A system administrator is investigating a Linux server that unexpectedly terminated a critical application. The server has a large amount of swap space configured. Despite this, the system logs indicate an Out of Memory (OOM) killer event was triggered. Which of the following is the most likely reason for the OOM event to occur even with available swap space?
Swap space is only used for caching files, not for application process memory.
The application's executable file had its read permissions removed.
The kernel required a block of non-swappable memory that could not be allocated.
The OOM killer is automatically disabled when more than 1GB of swap is present.
The correct answer is that the kernel may have attempted a memory allocation that cannot be swapped out. The Linux kernel and certain drivers sometimes require physically contiguous memory blocks that are non-swappable.
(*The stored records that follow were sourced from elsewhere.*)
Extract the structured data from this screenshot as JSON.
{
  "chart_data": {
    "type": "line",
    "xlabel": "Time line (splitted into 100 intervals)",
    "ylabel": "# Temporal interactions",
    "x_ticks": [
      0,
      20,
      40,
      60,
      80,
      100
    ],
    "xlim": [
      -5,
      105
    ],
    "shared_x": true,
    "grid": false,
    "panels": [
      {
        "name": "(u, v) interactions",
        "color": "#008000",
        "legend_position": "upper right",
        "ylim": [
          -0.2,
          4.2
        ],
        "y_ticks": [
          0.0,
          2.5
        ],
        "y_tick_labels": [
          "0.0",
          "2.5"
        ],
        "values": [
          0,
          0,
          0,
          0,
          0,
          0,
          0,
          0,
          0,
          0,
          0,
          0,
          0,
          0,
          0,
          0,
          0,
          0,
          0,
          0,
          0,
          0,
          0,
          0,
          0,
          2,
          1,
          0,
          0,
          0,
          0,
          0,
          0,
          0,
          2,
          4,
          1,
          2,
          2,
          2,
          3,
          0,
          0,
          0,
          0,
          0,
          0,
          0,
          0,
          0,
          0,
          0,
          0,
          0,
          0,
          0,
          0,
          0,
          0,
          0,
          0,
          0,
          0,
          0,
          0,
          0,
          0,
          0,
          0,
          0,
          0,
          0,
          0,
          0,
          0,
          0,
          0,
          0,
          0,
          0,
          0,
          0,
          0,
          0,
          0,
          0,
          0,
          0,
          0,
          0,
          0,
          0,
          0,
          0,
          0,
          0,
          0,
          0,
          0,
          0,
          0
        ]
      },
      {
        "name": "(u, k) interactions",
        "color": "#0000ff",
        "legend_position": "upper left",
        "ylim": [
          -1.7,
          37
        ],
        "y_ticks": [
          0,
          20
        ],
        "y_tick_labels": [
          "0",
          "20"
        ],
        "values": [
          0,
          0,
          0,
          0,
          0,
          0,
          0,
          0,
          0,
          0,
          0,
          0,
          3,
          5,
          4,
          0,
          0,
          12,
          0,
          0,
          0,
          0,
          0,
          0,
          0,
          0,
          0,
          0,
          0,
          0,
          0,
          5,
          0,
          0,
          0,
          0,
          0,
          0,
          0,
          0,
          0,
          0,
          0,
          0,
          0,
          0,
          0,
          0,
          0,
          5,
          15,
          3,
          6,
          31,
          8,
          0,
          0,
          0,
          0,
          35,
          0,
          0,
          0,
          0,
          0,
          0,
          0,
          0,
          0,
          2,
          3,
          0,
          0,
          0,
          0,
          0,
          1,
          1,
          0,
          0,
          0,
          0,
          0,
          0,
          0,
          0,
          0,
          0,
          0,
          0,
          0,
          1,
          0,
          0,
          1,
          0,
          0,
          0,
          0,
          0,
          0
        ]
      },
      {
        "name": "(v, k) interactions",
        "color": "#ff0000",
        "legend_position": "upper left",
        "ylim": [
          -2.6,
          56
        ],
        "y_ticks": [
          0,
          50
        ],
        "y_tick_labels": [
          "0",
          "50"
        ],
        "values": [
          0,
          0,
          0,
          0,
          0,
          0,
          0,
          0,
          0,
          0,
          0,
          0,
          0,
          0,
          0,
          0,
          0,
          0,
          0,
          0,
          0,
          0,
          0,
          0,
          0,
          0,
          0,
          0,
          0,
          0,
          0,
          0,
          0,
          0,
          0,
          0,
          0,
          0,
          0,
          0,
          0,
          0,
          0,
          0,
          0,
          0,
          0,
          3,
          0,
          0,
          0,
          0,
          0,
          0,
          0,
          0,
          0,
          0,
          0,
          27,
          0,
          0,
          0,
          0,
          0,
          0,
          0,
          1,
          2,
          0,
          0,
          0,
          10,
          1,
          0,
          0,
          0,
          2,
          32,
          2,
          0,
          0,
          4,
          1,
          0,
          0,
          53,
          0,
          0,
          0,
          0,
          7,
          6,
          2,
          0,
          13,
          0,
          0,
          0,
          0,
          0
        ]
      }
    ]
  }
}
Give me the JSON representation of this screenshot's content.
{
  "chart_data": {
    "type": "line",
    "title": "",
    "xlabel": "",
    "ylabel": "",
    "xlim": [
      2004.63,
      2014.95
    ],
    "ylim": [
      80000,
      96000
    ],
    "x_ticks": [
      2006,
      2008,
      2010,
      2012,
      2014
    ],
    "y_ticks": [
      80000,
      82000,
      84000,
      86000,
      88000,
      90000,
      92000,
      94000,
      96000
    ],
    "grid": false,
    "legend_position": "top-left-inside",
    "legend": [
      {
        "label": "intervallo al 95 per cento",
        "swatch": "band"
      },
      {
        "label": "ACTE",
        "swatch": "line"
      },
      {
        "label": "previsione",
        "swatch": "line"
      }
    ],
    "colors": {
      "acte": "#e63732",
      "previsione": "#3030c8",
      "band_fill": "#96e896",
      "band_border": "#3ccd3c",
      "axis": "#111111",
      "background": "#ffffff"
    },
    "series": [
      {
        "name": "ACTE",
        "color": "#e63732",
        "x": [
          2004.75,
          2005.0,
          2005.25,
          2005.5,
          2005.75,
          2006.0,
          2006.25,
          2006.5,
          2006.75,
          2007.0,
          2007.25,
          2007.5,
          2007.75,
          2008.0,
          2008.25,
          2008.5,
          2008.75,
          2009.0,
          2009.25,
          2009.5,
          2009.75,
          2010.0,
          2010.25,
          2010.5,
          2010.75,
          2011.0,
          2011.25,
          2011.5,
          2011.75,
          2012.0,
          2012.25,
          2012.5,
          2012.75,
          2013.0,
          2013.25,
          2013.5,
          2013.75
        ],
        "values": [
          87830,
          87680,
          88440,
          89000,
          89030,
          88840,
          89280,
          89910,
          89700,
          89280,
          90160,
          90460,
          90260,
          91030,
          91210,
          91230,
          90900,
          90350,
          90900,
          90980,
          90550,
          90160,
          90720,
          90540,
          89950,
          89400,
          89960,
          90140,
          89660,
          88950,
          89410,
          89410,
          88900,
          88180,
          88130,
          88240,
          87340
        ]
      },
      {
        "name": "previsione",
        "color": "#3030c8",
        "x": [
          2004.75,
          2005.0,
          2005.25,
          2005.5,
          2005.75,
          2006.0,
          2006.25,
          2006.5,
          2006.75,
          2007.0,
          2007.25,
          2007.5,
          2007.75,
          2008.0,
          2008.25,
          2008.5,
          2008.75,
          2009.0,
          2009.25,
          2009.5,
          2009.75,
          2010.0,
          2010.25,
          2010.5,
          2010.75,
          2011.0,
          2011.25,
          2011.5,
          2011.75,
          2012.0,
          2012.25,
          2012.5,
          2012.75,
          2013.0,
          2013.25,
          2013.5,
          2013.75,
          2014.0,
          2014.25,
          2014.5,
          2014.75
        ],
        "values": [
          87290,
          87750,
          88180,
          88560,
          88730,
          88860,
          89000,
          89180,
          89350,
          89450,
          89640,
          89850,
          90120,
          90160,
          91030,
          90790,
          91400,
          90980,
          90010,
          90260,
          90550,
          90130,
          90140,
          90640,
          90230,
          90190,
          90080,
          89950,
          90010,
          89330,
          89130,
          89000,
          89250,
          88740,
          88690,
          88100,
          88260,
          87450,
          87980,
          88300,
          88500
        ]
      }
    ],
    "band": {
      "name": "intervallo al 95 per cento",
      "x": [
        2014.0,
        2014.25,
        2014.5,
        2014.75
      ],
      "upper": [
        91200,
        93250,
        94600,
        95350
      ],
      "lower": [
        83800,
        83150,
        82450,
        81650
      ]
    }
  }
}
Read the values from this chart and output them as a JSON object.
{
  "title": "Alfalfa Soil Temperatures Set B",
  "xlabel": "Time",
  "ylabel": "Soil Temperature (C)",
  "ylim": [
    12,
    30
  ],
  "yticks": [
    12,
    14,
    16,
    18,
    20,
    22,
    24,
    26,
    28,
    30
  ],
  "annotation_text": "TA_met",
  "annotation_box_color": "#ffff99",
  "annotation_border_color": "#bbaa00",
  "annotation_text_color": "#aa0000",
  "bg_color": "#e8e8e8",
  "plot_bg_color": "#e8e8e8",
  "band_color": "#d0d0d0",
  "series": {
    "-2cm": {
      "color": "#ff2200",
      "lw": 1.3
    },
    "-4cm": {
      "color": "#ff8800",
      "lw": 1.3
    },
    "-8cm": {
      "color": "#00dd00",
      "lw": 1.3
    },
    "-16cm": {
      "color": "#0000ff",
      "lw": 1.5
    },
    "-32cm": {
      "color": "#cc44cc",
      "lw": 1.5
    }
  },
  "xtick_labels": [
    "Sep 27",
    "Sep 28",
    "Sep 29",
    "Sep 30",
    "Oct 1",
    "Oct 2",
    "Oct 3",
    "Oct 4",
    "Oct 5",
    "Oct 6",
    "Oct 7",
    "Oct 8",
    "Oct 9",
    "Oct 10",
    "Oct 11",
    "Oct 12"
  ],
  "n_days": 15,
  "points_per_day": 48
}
If such an allocation fails because not enough physical RAM is available, the OOM killer can be invoked regardless of the amount of free swap space. While completely exhausting both RAM and swap space is a common cause for OOM events , the failure to satisfy a non-swappable allocation is a key reason an OOM event can happen even with plenty of swap free. The other options are incorrect: swap space is primarily used for application data (anonymous memory pages), not just file caching; the OOM killer is a last resort and is not disabled by the presence of swap; and the OOM killer's behavior is not determined by file permissions but by the oom_score of a process.